CNFLcenter and CNFLwhorl were able to differentiate all 3 groups (diabetic participants with and without DPN and controls) (P < 0.001). There was a weak but significant linear relationship for CNFLcenter and CNFLwhorl versus NDS (P < 0.001); however, the corneal location × NDS interaction was not statistically significant (P = 0.17). The area under the receiver operating characteristic curve was similar for CNFLcenter and CNFLwhorl (0.76 and 0.77, respectively, P = 0.98). The sensitivity and specificity of the cutoff points were 0.9 and 0.5 for CNFLcenter and 0.8 and 0.6 for CNFLwhorl.

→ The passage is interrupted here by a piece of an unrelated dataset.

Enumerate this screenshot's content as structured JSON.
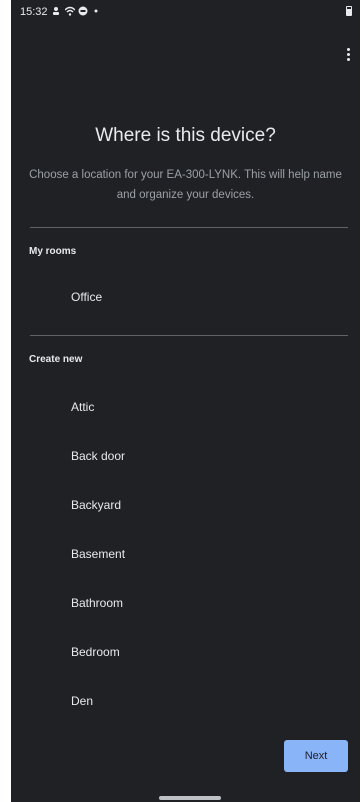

Small nerve fiber pathology is comparable at the central and whorl anatomical sites of the cornea. Quantification of CNFL from the corneal center is as accurate as CNFL quantification of the whorl area for the diagnosis of DPN.
比较糖尿病周围神经病变(DPN)患者中央角膜和螺旋区的小神经纤维损伤情况,并检验评估这两个解剖部位对DPN诊断的准确性。
纳入187名参与者(107名1型糖尿病患者和80名对照者)。采用神经病变残疾评分(NDS)来识别DPN。使用角膜共焦显微镜和全自动形态测量技术对中央角膜(CNFLcenter)和螺旋区(CNFLwhorl)的角膜神经纤维长度进行量化,并根据DPN状态进行比较。采用受试者工作特征分析来比较两个角膜部位对DPN诊断的准确性。
CNFLcenter和CNFLwhorl能够区分所有3组(有和无DPN的糖尿病参与者及对照者)(P < 0.001)。CNFLcenter和CNFLwhorl与NDS之间存在微弱但显著的线性关系(P < 0.001);然而,角膜部位×NDS的交互作用无统计学意义(P = 0.17)。CNFLcenter和CNFLwhorl的受试者工作特征曲线下面积相似(分别为0.76和0.77,P = 0.98)。CNFLcenter的截断点敏感性和特异性分别为0.9和0.5,CNFLwhorl的分别为0.8和0.6。
角膜中央和螺旋区解剖部位的小神经纤维病变情况相当。从角膜中央量化CNFL对DPN诊断的准确性与螺旋区CNFL量化相同。